I was thinking more along the lines of how people act differently with stuff. A personal example would be my dslr camera. I purposely bought the least expensive that I could get away with, but still have the basic features I wanted (used nikon d60 if you're curious). I take it everywhere and use it all the time because I don't worry about it getting broken or banged up. Obviously I'm not going to toss my camera out the window, but I'm also not going to go nuts if bangs on a rock while I'm hiking. Things are just things.

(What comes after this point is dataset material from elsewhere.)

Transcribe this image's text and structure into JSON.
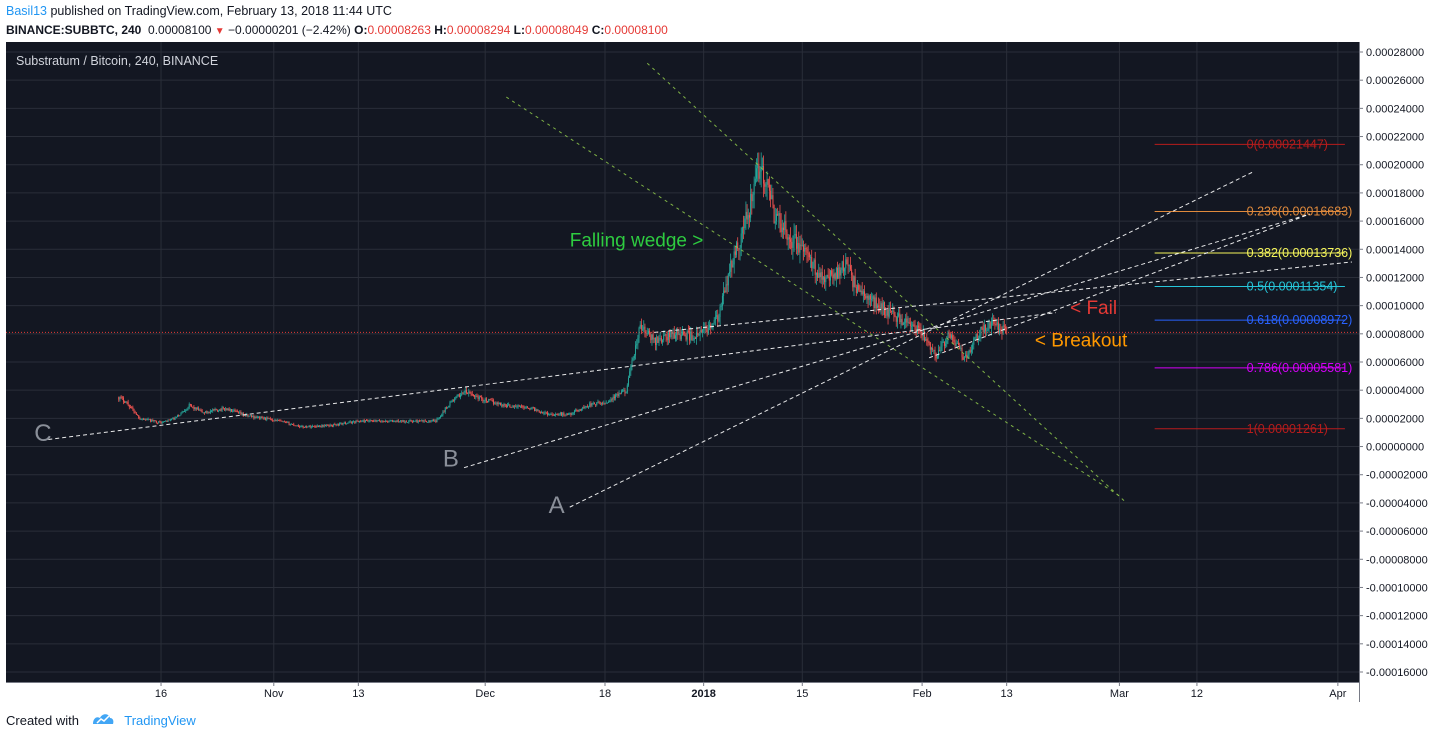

Contrast this with a friend of mine who bought a d3 (~$10k!) and a bunch of lenses that go for over $2k. He rarely ever uses the camera. It's like he's afraid to mess it up. In my mind his camera is owning him rather than him owning a camera.

1 comments

Well, personally my strategy is to try and get things to pay for themselves. I bought the most expensive camera I could in the hope that some day I could sell a few photos. Passive income is, after all, the holy grail. So if I'm taking photos for a hobby anyway, maybe this hobby can start paying for itself. I wouldn't want to engage in an expensive hobby that didn't even have that potential.
Unless there is a certain feature you needed a more expensive camera for (higher fps for sports photography for example) photos are much more the photographer than the camera. Glass is a much better place to spend money than on a camera body.

The professional photographers I know or even the guys who just sell pictures on the side use relatively inexpensive equipment compared to what is available for sale.